Anonymous 15 November 24 14:32

This is only about £125k after tax annually, broken down as £2k for rent, £5k child care, £12k food and other amenities, £500 gas and electric, £1.5k car finance, £3k a new pair of trainers or a night out, £7k and backpacking, this will leave about £2m in savings unless my calculator is wrong  

Anonymous 15 November 24 20:55

Plenty of associates outside of corporate do their 1750 and therefore get bonuses. After all, a lot of the work is still transactional. With advisory on top we tend to be more consistently busy rather than the peaks and troughs of corporate. We're certainly not here for the work/life balance. 

Anonymous 15 November 24 20:59

ROF can't count working days (or they don't take annual leave)- with bank holidays, annual leave and away days, factored in, firms tend to budget for 220 working days per year. 

7 hours a day is in fact only 1540 hours under that metric- which is why so many firms have that as a target. 

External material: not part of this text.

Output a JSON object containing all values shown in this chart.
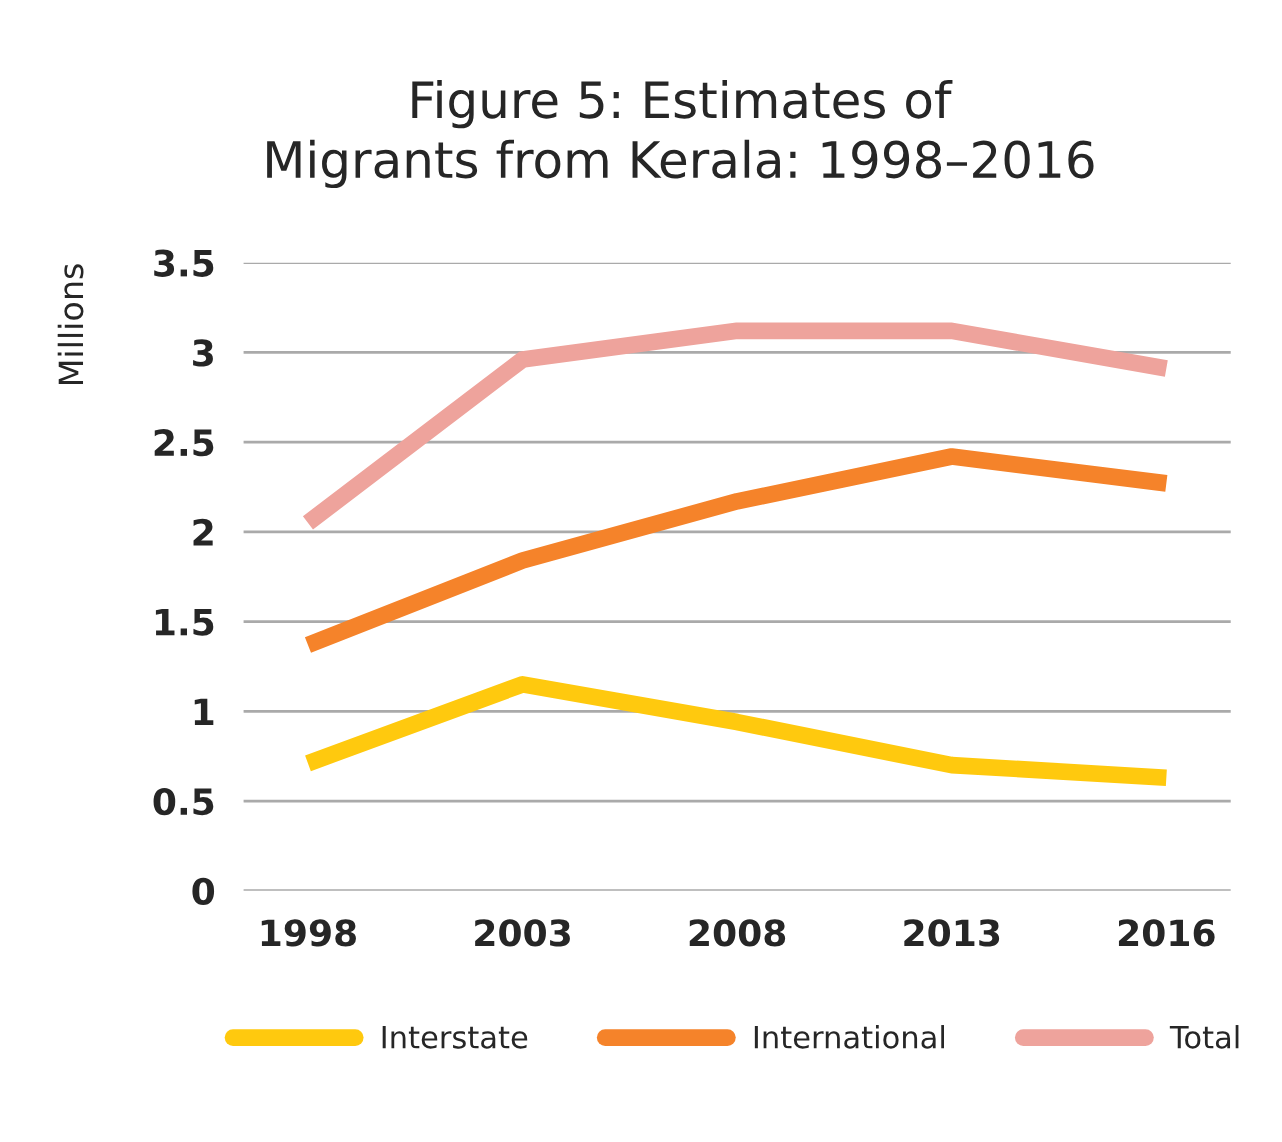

Anonymous 16 November 24 15:43

Wow, and you are telling me that you are advising people who made a big money ? 😂 IQ = 0 I hope soon your billable hours will end up, because it’s start to look like fraud

Anonymous 19 November 24 21:53

£5k a month for two babies?! 

A nursery is about £3000 max and a nanny on £50,000 is slightly more.  £5000 net a month is about £90,000 gross and no one is paying that for childcare unless you’re an oligarch in which case you’re not needing to work at Freshfields   


 

Anonymous 20 November 24 13:43

"After student loan and tax and NI that is about £120k a year if it is 240k gross (£10k a month). Not a vast given you spent at least 4 years of post age 18 studying and then  2 years as a trainee. Also if childcare is about £5k a month for 2 babies and your rent is £2k or £3k - that leaves you about £2m a month for travel, clothes food. Life is expensive. Firms need to pay well to get people to work there."

 

I'm intrigued by all the single parents of two children working at Freshfields and paying all their bills alone.  Or do we just assume that those working there have non-working partners?